Al di fuori delle zone a clima tropicale e subtropicale viene trattata come annuale. Nonostante le ottime carat- teristiche nutrizionali, a causa della particolare durezza dello pseudofrutto è coltivata come cereale solo in misura notevolmente minore rispetto a riso e mais, ma principalmente come pianta foraggera, ornamentale e soprattutto medicinale, in particolare in Cina, dove ha una lunga tradizione di impiego per varie patologie.

Studi di laboratorio hanno confermato la presenza di numerose sostanze bioattive che possono avere effetti antiossidanti, antinfiammatori, ipolipidemizzanti e anticancro, che necessitano di ulteriori indagini per un loro possibile utilizzo nella farmacopea ufficiale.
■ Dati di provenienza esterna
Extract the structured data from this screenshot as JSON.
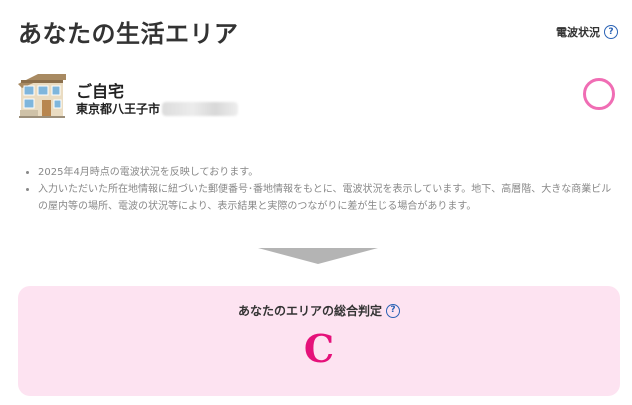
{
  "header": {
    "title": "あなたの生活エリア",
    "signal_status_label": "電波状況",
    "help_symbol": "?"
  },
  "home": {
    "name": "ご自宅",
    "address_prefix": "東京都八王子市",
    "status_mark": "circle",
    "status_color": "#f06db4"
  },
  "notes": [
    "2025年4月時点の電波状況を反映しております。",
    "入力いただいた所在地情報に紐づいた郵便番号･番地情報をもとに、電波状況を表示しています。地下、高層階、大きな商業ビルの屋内等の場所、電波の状況等により、表示結果と実際のつながりに差が生じる場合があります。"
  ],
  "judgement": {
    "title": "あなたのエリアの総合判定",
    "help_symbol": "?",
    "grade": "C",
    "grade_color": "#e5117a",
    "card_color": "#fde3f1"
  }
}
Solo le varietà con involucro più morbido, facilmente sgusciabile, tra cui la più diffusa è la Coix lacryma-jobi var. ma-yuen (Rom.Caill.) Stapf (1896) sono utilizzate come nutrimento.

Le cariossidi, che presentano un contenuto di proteine particolarmente elevato e non contengono glutine, possono essere consumate crude, ma solitamente vengono essiccate o tostate e consumate bollite, in sostituzione del riso, o ridotte in farina per preparare diverse pietanze, con aggiunta di farina di frumento o altro cereale per dare consistenza all’impasto, data l’assenza di glutine. Dalle cariossidi fermentate si ricavano inoltre anche diverse bevande alcoliche.

Pseudofrutti a diversi stadi di maturazione. Si nota, fra l’altro, lo stigma rossastro che esce da un urticolo. Come il grano produce cariossidi commestibili. Virtù medicinali © Giuseppe Mazza

Pseudofrutti a diversi stadi di maturazione. Si nota, fra l’altro, lo stigma rossastro che esce da un urticolo. Come il grano produce cariossidi commestibili. Virtù medicinali © Giuseppe Mazza

Nelle varietà con l’involucro delle cariossidi di consistenza lapidea e di lunghissima durata gli pseudofrutti sono utilizzati per scopi ornamentali, per realizzare rosari, collane, tende, borse, decorazioni in genere ed altri oggetti artigianali, essendo forati da parte a parte. Infine non è da sottovalutare l’aspetto ornamentale della pianta nel suo complesso, viene infatti spesso utilizzata in parchi e giardini in gruppo o per formare bordure, anche miste.

Sinonimi: Coix lacryma L. (1759); Lithagrostis lacryma-jobi (L.) Gaertn. (1788); Coix agrestis Lour. (1790); Coix arundinacea Lam. (1792); Coix pendula Salisb. (1796); Coix ovata Stokes (1812); Coix exaltata Jacq. (1820); Coix gigantea J.Jacq. (1820); Coix exaltata Jacq. ex Spreng. (1824); Coix pumila Roxb. (1832); Coix stigmatosa K.Koch & Bouché (1855); Sphaerium lacryma (L.) Kuntze (1891); Coix lacryma-jobi var. maxima Makino (1906); Coix lacryma-jobi var. novoguineensis Pilg. (1914); Coix ouwehandii Koord. (1918); Coix palustris Koord. (1918); Coix agrestis var. maxima (Makino) Nakai (1932).